The second doll was only made of scarves of woolen rags in many color set and
“Imperfect doll!” I exclaimed again, and dangled some trinkets on its neck.
My third doll was more ornate and made of wood, which was slightly rough,
But its face and clothes were not alike from me; but of Japanese in a kimono
with a sash of obi around its tiny waist and wooden sandals on its feet,
“Imperfect doll!” I said, and furnished it with gesso.
Then my fourth doll was made of ivory, and clothed in simple bulk skin,
“Imperfect doll!” I said, and adorned its clothes with lace.
And my last doll was made of bisque from Germany:
fair-haired and fair skinned, until I noticed, some hairpiece fell as I untangled,
“Imperfect doll!” I exclaimed, and put a bonnet on its head.
And then I grew and see much of the world; more than my dolls, more than
Like a woman I met, who’s very fond of costly suits and polish gems
only to make cover of her unwanted aspects,
“Pity!” I said, “she hides her imperfection!”
Then this bachelor who’s tired and aged, but still aspires for lofty aims,
“Alas!” I said “he’s blinded much of his imperfection!”

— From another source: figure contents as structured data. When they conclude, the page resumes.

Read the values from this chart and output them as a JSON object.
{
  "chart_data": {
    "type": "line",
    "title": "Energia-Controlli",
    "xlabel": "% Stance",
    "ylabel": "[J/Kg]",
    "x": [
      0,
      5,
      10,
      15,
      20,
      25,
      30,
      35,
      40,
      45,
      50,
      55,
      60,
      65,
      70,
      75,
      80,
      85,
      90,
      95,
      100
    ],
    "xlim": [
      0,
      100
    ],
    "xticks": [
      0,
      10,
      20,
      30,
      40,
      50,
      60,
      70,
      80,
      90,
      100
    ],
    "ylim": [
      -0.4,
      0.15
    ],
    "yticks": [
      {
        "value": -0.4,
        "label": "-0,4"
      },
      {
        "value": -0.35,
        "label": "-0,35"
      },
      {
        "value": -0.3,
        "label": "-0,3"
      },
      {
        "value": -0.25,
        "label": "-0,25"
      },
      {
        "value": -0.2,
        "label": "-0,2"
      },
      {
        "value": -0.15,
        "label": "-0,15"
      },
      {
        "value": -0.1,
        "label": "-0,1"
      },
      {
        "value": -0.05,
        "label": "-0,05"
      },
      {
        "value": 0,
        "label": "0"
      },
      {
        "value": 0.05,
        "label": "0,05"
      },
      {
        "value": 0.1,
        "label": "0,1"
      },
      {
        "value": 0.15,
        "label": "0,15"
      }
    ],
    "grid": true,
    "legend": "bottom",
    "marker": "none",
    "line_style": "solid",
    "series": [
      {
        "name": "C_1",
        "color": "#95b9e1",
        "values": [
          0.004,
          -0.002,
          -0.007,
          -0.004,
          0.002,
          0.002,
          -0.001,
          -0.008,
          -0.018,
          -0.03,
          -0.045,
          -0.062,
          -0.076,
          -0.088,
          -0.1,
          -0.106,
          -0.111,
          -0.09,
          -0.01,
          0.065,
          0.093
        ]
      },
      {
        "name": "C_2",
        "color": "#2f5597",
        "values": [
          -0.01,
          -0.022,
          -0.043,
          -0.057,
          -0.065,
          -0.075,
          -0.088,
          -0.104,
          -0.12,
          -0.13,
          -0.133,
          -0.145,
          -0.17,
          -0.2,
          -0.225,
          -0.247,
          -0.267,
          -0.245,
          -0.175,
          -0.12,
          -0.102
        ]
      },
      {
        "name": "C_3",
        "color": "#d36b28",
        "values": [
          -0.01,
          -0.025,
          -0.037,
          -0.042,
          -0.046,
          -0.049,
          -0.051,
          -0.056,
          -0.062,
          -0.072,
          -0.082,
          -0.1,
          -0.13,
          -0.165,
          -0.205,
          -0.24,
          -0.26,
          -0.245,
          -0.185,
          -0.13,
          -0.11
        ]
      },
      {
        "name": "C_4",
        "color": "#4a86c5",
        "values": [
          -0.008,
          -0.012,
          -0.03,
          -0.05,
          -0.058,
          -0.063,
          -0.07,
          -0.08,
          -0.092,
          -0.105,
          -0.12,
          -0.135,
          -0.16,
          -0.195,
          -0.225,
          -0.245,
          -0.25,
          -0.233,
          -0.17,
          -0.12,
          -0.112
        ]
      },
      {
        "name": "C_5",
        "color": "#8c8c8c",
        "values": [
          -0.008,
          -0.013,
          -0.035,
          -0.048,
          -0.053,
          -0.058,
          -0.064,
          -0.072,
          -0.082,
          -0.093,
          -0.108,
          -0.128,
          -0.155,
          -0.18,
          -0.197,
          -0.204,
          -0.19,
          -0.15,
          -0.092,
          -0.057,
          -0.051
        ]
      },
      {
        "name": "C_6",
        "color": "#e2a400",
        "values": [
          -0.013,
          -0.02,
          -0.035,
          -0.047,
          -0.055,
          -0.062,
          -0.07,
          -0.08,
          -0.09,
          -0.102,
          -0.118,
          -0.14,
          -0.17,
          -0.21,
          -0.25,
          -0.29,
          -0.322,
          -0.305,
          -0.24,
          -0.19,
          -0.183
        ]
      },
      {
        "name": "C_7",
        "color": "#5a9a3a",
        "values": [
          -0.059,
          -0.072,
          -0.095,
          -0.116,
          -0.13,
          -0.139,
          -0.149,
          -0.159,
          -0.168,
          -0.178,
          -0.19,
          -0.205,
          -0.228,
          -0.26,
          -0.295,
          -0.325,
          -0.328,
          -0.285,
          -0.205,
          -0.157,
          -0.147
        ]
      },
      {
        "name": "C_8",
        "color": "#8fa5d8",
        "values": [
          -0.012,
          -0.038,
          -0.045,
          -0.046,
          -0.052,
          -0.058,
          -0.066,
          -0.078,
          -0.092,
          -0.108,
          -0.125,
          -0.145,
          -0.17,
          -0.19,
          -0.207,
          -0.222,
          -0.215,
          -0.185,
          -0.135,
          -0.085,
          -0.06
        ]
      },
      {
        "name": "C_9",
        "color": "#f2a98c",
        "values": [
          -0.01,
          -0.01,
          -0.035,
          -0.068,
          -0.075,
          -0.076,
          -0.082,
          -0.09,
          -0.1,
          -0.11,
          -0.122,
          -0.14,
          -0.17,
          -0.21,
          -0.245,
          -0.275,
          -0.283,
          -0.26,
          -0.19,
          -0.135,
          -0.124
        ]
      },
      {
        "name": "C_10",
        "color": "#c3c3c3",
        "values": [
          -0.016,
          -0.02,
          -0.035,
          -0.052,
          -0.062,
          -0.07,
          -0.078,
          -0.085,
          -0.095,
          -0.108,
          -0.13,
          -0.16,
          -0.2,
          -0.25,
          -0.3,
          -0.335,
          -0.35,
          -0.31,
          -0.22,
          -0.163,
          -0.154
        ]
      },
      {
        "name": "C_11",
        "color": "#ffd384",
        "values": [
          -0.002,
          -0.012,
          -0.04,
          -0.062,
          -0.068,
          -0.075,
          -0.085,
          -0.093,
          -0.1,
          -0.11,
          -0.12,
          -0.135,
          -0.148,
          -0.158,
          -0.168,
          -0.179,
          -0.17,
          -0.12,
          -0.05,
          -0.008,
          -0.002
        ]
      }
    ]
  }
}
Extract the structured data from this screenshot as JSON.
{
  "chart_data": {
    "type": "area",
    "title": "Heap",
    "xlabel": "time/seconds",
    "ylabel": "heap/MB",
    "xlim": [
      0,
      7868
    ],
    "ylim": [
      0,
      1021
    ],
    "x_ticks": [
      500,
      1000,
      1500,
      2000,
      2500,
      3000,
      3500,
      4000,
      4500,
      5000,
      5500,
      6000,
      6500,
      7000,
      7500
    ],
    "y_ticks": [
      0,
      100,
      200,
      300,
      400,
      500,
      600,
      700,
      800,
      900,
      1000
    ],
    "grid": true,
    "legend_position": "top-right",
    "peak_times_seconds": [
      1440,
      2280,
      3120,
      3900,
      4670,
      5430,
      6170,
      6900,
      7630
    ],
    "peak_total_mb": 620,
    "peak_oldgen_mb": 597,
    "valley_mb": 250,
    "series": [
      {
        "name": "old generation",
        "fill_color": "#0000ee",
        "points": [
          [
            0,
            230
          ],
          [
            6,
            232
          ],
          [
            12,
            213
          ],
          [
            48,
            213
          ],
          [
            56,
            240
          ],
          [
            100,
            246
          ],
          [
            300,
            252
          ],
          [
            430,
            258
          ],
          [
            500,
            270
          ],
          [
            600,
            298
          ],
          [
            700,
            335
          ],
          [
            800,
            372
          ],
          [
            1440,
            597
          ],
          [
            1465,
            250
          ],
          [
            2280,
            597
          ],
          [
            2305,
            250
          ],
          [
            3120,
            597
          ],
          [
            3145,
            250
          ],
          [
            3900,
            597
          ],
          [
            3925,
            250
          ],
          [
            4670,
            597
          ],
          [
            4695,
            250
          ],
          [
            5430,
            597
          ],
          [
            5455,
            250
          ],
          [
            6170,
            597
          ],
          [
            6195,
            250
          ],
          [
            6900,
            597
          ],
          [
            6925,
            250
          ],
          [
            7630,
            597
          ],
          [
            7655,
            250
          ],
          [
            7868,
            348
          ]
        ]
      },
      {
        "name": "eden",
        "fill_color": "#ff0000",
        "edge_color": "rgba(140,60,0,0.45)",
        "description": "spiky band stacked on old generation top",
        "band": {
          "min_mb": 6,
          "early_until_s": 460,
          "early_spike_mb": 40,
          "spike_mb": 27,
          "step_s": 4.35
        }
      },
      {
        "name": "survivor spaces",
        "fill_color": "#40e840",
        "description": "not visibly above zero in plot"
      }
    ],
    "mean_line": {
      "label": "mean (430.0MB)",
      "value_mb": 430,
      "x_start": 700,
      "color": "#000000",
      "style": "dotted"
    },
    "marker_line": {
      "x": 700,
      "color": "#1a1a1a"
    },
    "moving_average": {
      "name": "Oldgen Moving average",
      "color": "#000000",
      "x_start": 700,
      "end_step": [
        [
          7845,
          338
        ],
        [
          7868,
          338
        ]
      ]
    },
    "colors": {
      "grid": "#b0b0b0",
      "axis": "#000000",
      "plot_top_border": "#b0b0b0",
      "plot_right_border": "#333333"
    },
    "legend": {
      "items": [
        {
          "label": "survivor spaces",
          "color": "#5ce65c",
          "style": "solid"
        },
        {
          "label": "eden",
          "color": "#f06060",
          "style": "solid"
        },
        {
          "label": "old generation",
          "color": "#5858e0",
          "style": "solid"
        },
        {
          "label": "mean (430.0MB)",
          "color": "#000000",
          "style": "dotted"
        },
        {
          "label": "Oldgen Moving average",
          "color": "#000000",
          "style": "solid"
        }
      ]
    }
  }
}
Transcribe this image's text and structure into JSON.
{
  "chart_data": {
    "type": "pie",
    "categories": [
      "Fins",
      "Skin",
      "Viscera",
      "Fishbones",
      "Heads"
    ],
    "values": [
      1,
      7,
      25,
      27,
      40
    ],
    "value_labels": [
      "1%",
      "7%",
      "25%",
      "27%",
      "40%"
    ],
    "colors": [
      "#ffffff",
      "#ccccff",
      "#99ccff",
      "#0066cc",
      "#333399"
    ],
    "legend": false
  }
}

And to this lady I knew, who’s young and fair but lost a man she dear,
and grieves to him excessively, with no more time to stare and glad to other
“Alas!” I said” she mourns too much her imperfection!”
And for poor man I knew, complaining day and night to his misfortune,
“Alas!” I said, “he hasn’t done a thing to his imperfection!”
And to this dying man of severe illness, reproachful to his fate,
“Poor man”, I said, “he ought to know that death is not an imperfection.”
And lastly, when I meet someone who grief or find no peace and happiness,
“Alas!” I’ll say, “you ought to see that life is made of many imperfections!”